Sonntag, 16. August 2015

Hast du nicht schon mal

Lyrischer Prosatext zum Thema Gewissen


Hast du nicht schon mal,
in einer schlaflosen Nacht -
einen anderen Menschen umgebracht?

Wolltest du dir die Genugtuung geben,
zu bestimmen über das Ende -
von dessen Leben.

Aus Hass oder Zorn, aus bitteren Leid,
und ging es dann schnell -
oder hattest du Zeit?

Und als er am Boden lag, so kalt und tot,
ging es dir dann besser -
mit deiner Not?

Der Sarg, in dem deine Träume liegen,
von der Rache, dem Traum -
deinen Schmerz zu besiegen.

Dein Hass und dein Zorn, dein so bitteres Leid,
davongetragen -
nach so langer Zeit.


Die Schritte, das Schaukel, das sanfte Wiegen -
als sie mit ihnen die Stufen abstiegen.


Fortgetragen in dem Sarg,
hast du dann bei dir nachgefragt -
konnte das dein Leid aufwiegen?

Hast du dich selber nie gefragt,
ob es auch wirklich nur an ihm lag -
dass es deinen Hass so gab?

All diese Zeit, die verlorenen Stunden,
unterdrückte Gefühle -
selbst nichts mehr empfunden.

Nur diesen Hass, diesen Zorn, diesen Schmerz,
für nichts anderes Platz mehr -
in deinem Herz.

Statt zu lieben nur hassen,
zuviel geweint statt gelacht -
das hat dich fürs Leben zu hart gemacht.

Doch beruhig dich, es wird in deinem Leben -
bestimmt noch viele Tote geben.

Zum Leben und Fühlen, zum Lieben und Hassen -
dafür gibt es da draußen noch riesige Massen.

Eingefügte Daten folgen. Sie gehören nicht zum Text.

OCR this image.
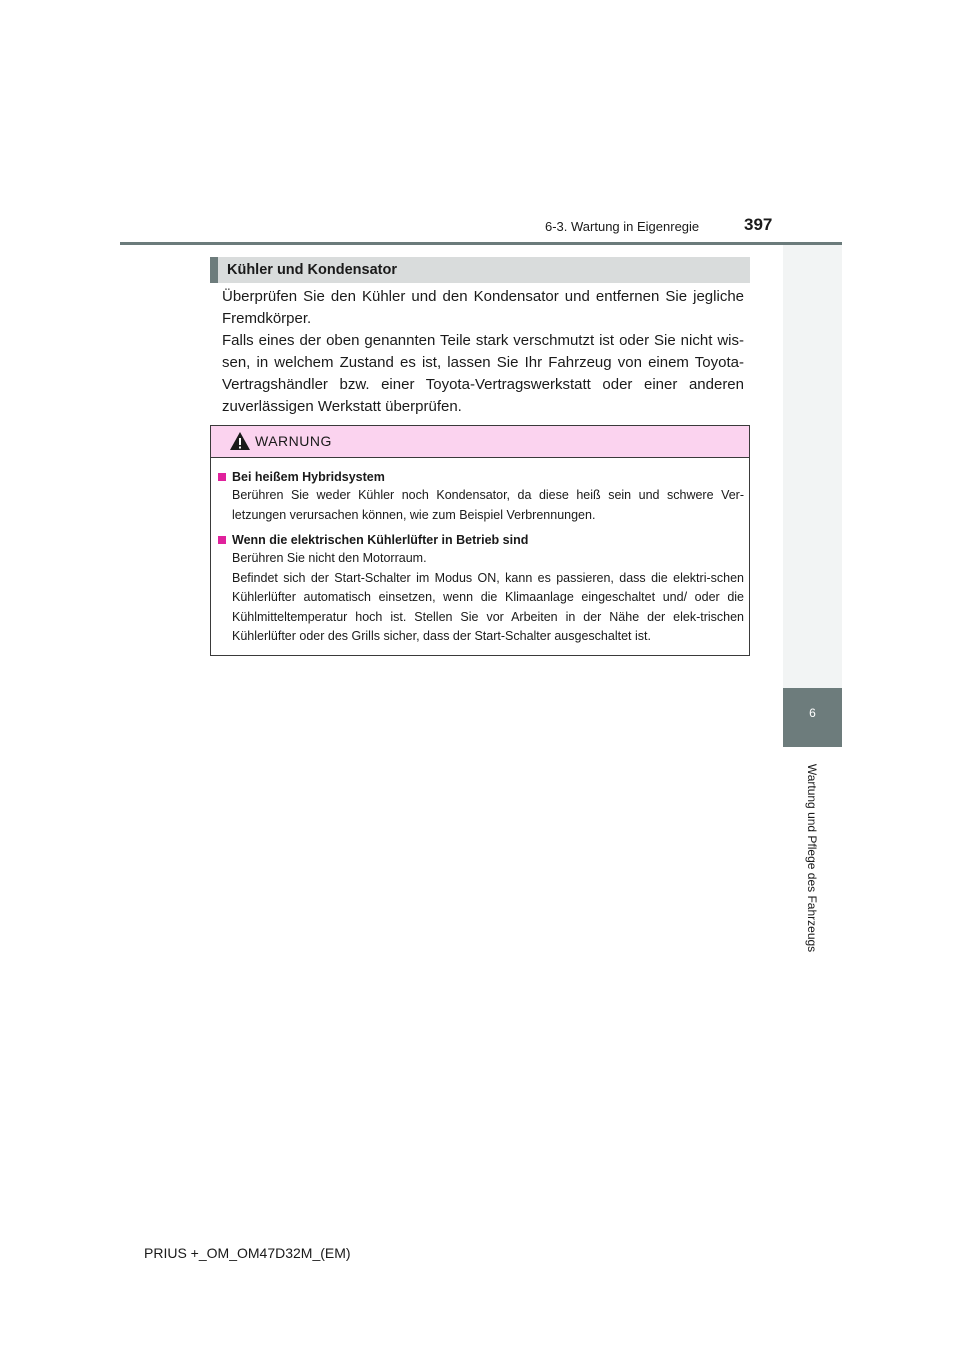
6-3. Wartung in Eigenregie	397
6
Wartung und Pflege des Fahrzeugs
Kühler und Kondensator

Überprüfen Sie den Kühler und den Kondensator und entfernen Sie jegliche Fremdkörper.

Falls eines der oben genannten Teile stark verschmutzt ist oder Sie nicht wis-sen, in welchem Zustand es ist, lassen Sie Ihr Fahrzeug von einem Toyota-Vertragshändler bzw. einer Toyota-Vertragswerkstatt oder einer anderen zuverlässigen Werkstatt überprüfen.

WARNUNG
Bei heißem Hybridsystem

Berühren Sie weder Kühler noch Kondensator, da diese heiß sein und schwere Ver-letzungen verursachen können, wie zum Beispiel Verbrennungen.

Wenn die elektrischen Kühlerlüfter in Betrieb sind

Berühren Sie nicht den Motorraum.

Befindet sich der Start-Schalter im Modus ON, kann es passieren, dass die elektri-schen Kühlerlüfter automatisch einsetzen, wenn die Klimaanlage eingeschaltet und/ oder die Kühlmitteltemperatur hoch ist. Stellen Sie vor Arbeiten in der Nähe der elek-trischen Kühlerlüfter oder des Grills sicher, dass der Start-Schalter ausgeschaltet ist.

PRIUS +_OM_OM47D32M_(EM)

Dieses drängeln an den vollen Kassen,
das gibt dir nun auch schon -
genug Grund zum Hassen.

Es wird schon bald wieder passieren, neue Mordarten -
im Kopf wirst du sie ausprobieren.



Hast du schon mal,
in einer schlaflosen Nacht -
einen komplett neuen Menschen gemacht?

Mit viel Liebe und Lust, dich hingegeben,
und gezeugt voller Lust – ein ganz neues Leben?

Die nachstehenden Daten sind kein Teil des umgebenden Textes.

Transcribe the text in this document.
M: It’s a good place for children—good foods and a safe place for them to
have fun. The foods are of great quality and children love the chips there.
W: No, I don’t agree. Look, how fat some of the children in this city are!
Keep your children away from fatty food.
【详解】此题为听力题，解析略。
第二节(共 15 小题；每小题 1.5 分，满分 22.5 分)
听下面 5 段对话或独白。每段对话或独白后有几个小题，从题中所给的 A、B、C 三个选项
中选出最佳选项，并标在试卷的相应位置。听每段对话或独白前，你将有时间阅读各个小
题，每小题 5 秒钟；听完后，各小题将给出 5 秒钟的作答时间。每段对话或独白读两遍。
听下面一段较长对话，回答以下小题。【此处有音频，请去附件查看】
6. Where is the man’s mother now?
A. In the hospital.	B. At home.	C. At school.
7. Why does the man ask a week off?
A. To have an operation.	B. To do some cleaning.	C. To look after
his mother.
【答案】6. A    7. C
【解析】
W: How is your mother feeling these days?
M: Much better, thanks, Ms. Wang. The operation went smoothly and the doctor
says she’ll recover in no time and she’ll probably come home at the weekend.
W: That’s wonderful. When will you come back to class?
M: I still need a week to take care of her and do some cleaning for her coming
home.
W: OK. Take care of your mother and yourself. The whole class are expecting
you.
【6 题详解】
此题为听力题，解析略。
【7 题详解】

Dich gefreut, es geliebt, ihm alles gegeben -
diesem neuem und noch so unschuldigem Leben?

Es gefüttert, gebadet, auf Händen getragen -
wolltest vielleicht ein zweites Kind wagen?

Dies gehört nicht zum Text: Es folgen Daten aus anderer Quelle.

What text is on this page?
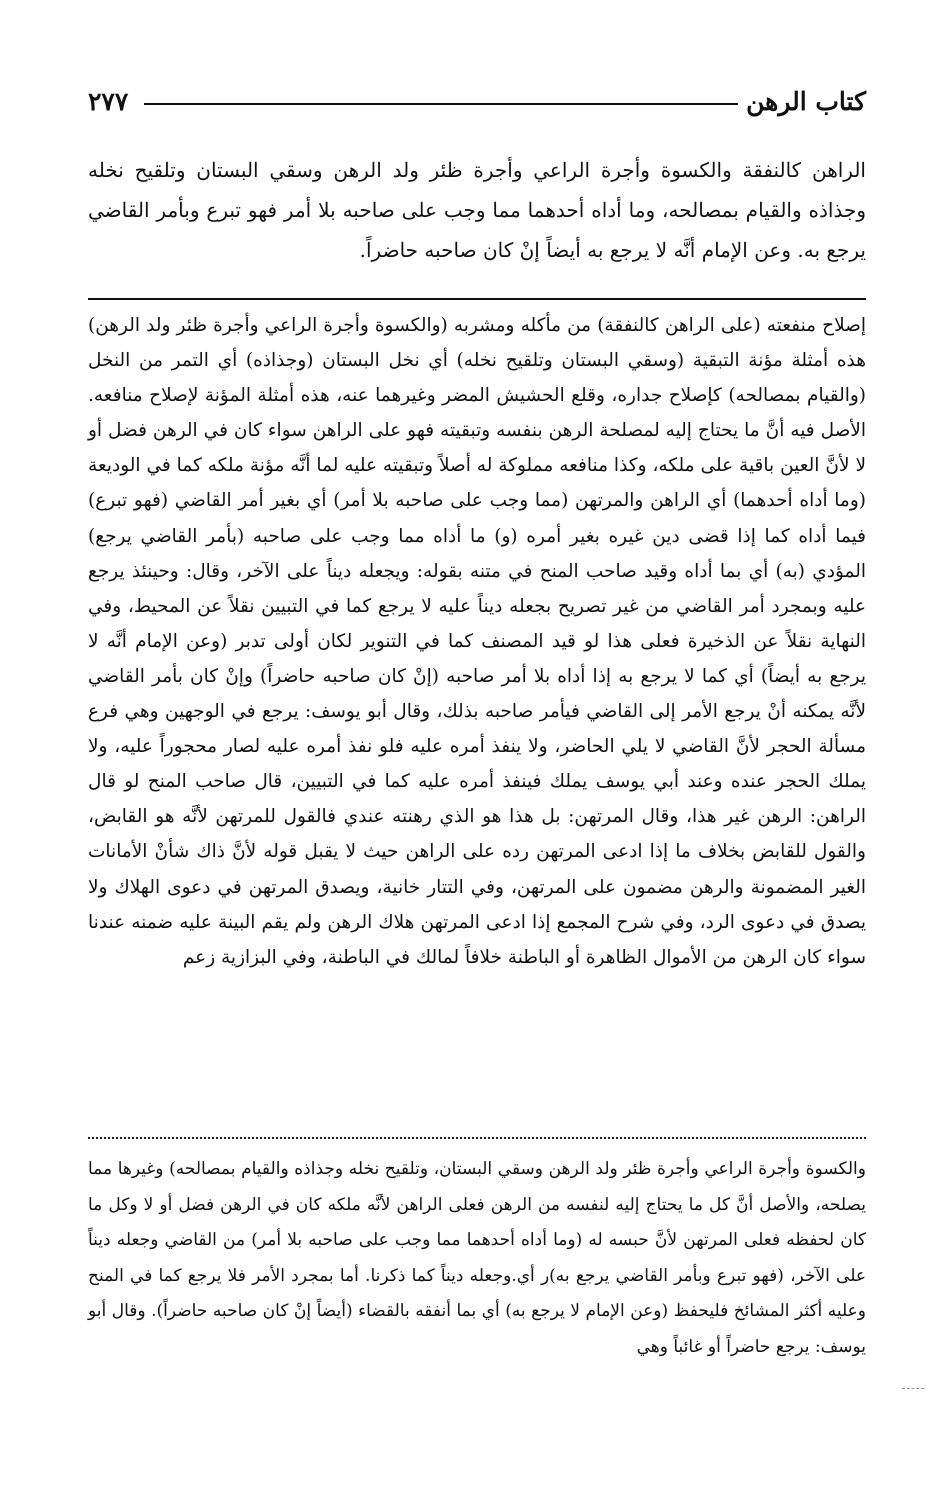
كتاب الرهن
٢٧٧

الراهن كالنفقة والكسوة وأجرة الراعي وأجرة ظئر ولد الرهن وسقي البستان وتلقيح نخله وجذاذه والقيام بمصالحه، وما أداه أحدهما مما وجب على صاحبه بلا أمر فهو تبرع وبأمر القاضي يرجع به. وعن الإمام أنَّه لا يرجع به أيضاً إنْ كان صاحبه حاضراً.

إصلاح منفعته (على الراهن كالنفقة) من مأكله ومشربه (والكسوة وأجرة الراعي وأجرة ظئر ولد الرهن) هذه أمثلة مؤنة التبقية (وسقي البستان وتلقيح نخله) أي نخل البستان (وجذاذه) أي التمر من النخل (والقيام بمصالحه) كإصلاح جداره، وقلع الحشيش المضر وغيرهما عنه، هذه أمثلة المؤنة لإصلاح منافعه. الأصل فيه أنَّ ما يحتاج إليه لمصلحة الرهن بنفسه وتبقيته فهو على الراهن سواء كان في الرهن فضل أو لا لأنَّ العين باقية على ملكه، وكذا منافعه مملوكة له أصلاً وتبقيته عليه لما أنَّه مؤنة ملكه كما في الوديعة (وما أداه أحدهما) أي الراهن والمرتهن (مما وجب على صاحبه بلا أمر) أي بغير أمر القاضي (فهو تبرع) فيما أداه كما إذا قضى دين غيره بغير أمره (و) ما أداه مما وجب على صاحبه (بأمر القاضي يرجع) المؤدي (به) أي بما أداه وقيد صاحب المنح في متنه بقوله: ويجعله ديناً على الآخر، وقال: وحينئذ يرجع عليه وبمجرد أمر القاضي من غير تصريح بجعله ديناً عليه لا يرجع كما في التبيين نقلاً عن المحيط، وفي النهاية نقلاً عن الذخيرة فعلى هذا لو قيد المصنف كما في التنوير لكان أولى تدبر (وعن الإمام أنَّه لا يرجع به أيضاً) أي كما لا يرجع به إذا أداه بلا أمر صاحبه (إنْ كان صاحبه حاضراً) وإنْ كان بأمر القاضي لأنَّه يمكنه أنْ يرجع الأمر إلى القاضي فيأمر صاحبه بذلك، وقال أبو يوسف: يرجع في الوجهين وهي فرع مسألة الحجر لأنَّ القاضي لا يلي الحاضر، ولا ينفذ أمره عليه فلو نفذ أمره عليه لصار محجوراً عليه، ولا يملك الحجر عنده وعند أبي يوسف يملك فينفذ أمره عليه كما في التبيين، قال صاحب المنح لو قال الراهن: الرهن غير هذا، وقال المرتهن: بل هذا هو الذي رهنته عندي فالقول للمرتهن لأنَّه هو القابض، والقول للقابض بخلاف ما إذا ادعى المرتهن رده على الراهن حيث لا يقبل قوله لأنَّ ذاك شأنْ الأمانات الغير المضمونة والرهن مضمون على المرتهن، وفي التتار خانية، ويصدق المرتهن في دعوى الهلاك ولا يصدق في دعوى الرد، وفي شرح المجمع إذا ادعى المرتهن هلاك الرهن ولم يقم البينة عليه ضمنه عندنا سواء كان الرهن من الأموال الظاهرة أو الباطنة خلافاً لمالك في الباطنة، وفي البزازية زعم

والكسوة وأجرة الراعي وأجرة ظئر ولد الرهن وسقي البستان، وتلقيح نخله وجذاذه والقيام بمصالحه) وغيرها مما يصلحه، والأصل أنَّ كل ما يحتاج إليه لنفسه من الرهن فعلى الراهن لأنَّه ملكه كان في الرهن فضل أو لا وكل ما كان لحفظه فعلى المرتهن لأنَّ حبسه له (وما أداه أحدهما مما وجب على صاحبه بلا أمر) من القاضي وجعله ديناً على الآخر، (فهو تبرع وبأمر القاضي يرجع به)ر أي.وجعله ديناً كما ذكرنا. أما بمجرد الأمر فلا يرجع كما في المنح وعليه أكثر المشائخ فليحفظ (وعن الإمام لا يرجع به) أي بما أنفقه بالقضاء (أيضاً إنْ كان صاحبه حاضراً). وقال أبو يوسف: يرجع حاضراً أو غائباً وهي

Dort liegt es, im Sarg nun, wird davongetragen,
weil einer wie du -
wollte mutig es wagen.

Spät in der Nacht, einem anderem Leben,
nach seinem Gutdünken -
ein Ende geben.


Die Schritte, das Schaukel, das sanfte Wiegen -
als sie mit ihm die Stufen abstiegen.


Dein Schluchzen, dein Jammern,
dein Wimmern und Schrein, dein Wissen -
das kannst du nie verzeihen.

So schließt sich der Kreis, aus Hass und aus Wut,
und keinem - auch dir nicht,
tat es je gut.

Denn: wenn einer stirbt,
er stirbt nie allein –
irgendwo wird immer Familie sein.

Die voll Hass und Zorn nach Rache streben -
und dann geht es nur noch
um dein Leben.

Dann hat mal ein Anderer, spät in der Nacht,
ein anderen Menschen –
nämlich dich umgebracht!

Anmerkung:
so, hier steht es ... und, zufrieden mein Engel?